Even though it is slightly sloppy usage, I tend to use "points to" as equivalent to "is a reference to". Generally speaking, if you think of a reference as an arrow drawn on a diagram, a variable which holds a reference to another is at the tail and is called a reference to (or a pointer to), and the item that the reference "points at" is at the head and is called the referent.
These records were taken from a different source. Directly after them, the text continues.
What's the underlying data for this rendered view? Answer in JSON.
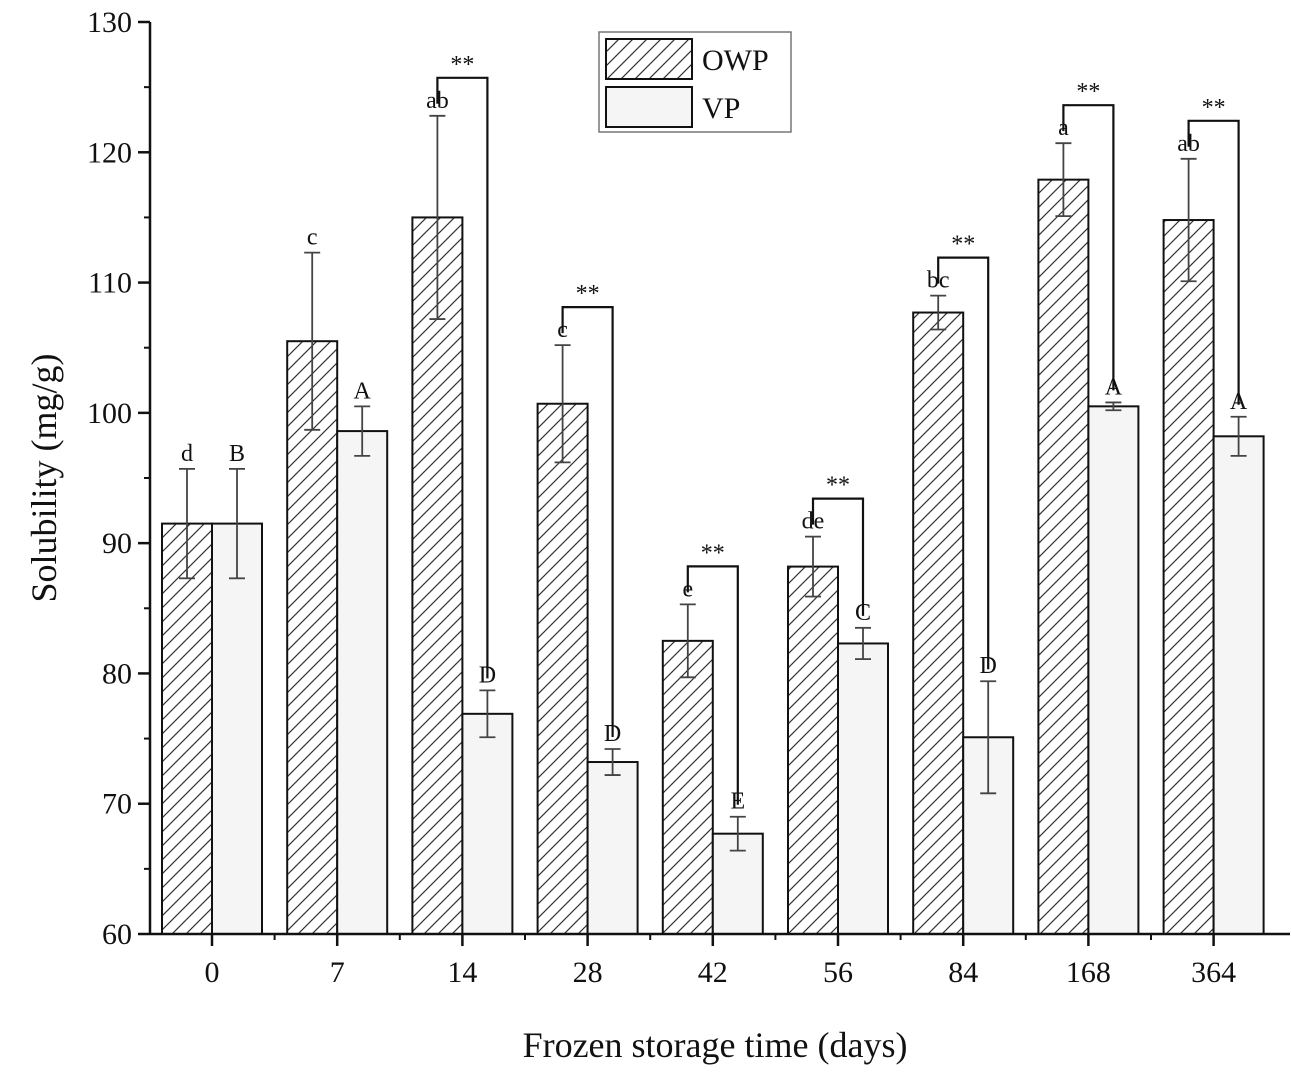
{
  "chart_data": {
    "type": "bar",
    "title": "",
    "xlabel": "Frozen storage time (days)",
    "ylabel": "Solubility (mg/g)",
    "ylim": [
      60,
      130
    ],
    "yticks": [
      60,
      70,
      80,
      90,
      100,
      110,
      120,
      130
    ],
    "categories": [
      "0",
      "7",
      "14",
      "28",
      "42",
      "56",
      "84",
      "168",
      "364"
    ],
    "legend_position": "top-center",
    "grid": false,
    "series": [
      {
        "name": "OWP",
        "pattern": "diagonal-hatch",
        "values": [
          91.5,
          105.5,
          115.0,
          100.7,
          82.5,
          88.2,
          107.7,
          117.9,
          114.8
        ],
        "errors": [
          4.2,
          6.8,
          7.8,
          4.5,
          2.8,
          2.3,
          1.3,
          2.8,
          4.7
        ],
        "labels": [
          "d",
          "c",
          "ab",
          "c",
          "e",
          "de",
          "bc",
          "a",
          "ab"
        ]
      },
      {
        "name": "VP",
        "pattern": "solid",
        "fill": "#f5f5f5",
        "values": [
          91.5,
          98.6,
          76.9,
          73.2,
          67.7,
          82.3,
          75.1,
          100.5,
          98.2
        ],
        "errors": [
          4.2,
          1.9,
          1.8,
          1.0,
          1.3,
          1.2,
          4.3,
          0.3,
          1.5
        ],
        "labels": [
          "B",
          "A",
          "D",
          "D",
          "E",
          "C",
          "D",
          "A",
          "A"
        ]
      }
    ],
    "significance": {
      "marker": "**",
      "categories": [
        "14",
        "28",
        "42",
        "56",
        "84",
        "168",
        "364"
      ]
    }
  }
}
On occasion you'll hear a referent called a "target", but this is less common, and I haven't used that in my point-by-point response.

  1. $pest has the value 'flea'.
    1. alternatively contains, has, or even is - is is very sloppy semantics, but common when dealing with direct values
  2. $dog points to $pest, which points to 'flea'
    1. alternate: points to a reference to 'flea', or (more precisely) is a reference to a reference to 'flea', if we don't know or care about the name of the intermediate variable
  3. $bob is a reference to a reference to $pest.
    1. a pointer to a reference
    2. a pointer to a pointer
  4. $bob points to a reference to a reference to 'flea'
    1. or is a reference to a reference to a reference to'flea' (more strictly correct)
    2. refers to a reference to
  5. $pest is the referent of $dog
  6. 'flea' is the referent of the referent of $dog
  7. $dog is the referent of $bob
  8. $pest is the referent of the referent of $bob
  9. 'flea' is the value of the referent of $dog
  10. 'flea' is the value of the referent of the referent of $bob
  11. $dog and $cat are both references to $pest
    1. or "both point to $pest", with "both" implying identity of the two reference values
  12. $bob and $sue are both references to references to $pest
    1. or "indirect references to $pest".
    2. If they both pointed to the same reference to pest, I'd say either
      1. the phrase I just used in 12.1 - though that does not communicate that their referent is the same reference, and it implies "one or more" intervening references, not "only one"
      2. say they are references to a reference to $pest.
        1. Note the use of "a reference" to indicate that the referent is the same for both variables; implication is that the reference to $pest may or may not be exactly the same one, only that both of the references pointed to are references to $pest.
        2. Alternative they are "both pointers to the same reference to" $pest, making the fact that they both reference the same reference to $pest explicit, with the implication that this was a deliberate choice for them to have the same value.

It's remarkably difficult to be precise about this! I think I've covered the alternates you're likely to hear at this point, and it's taken quite a number of edits to be precise.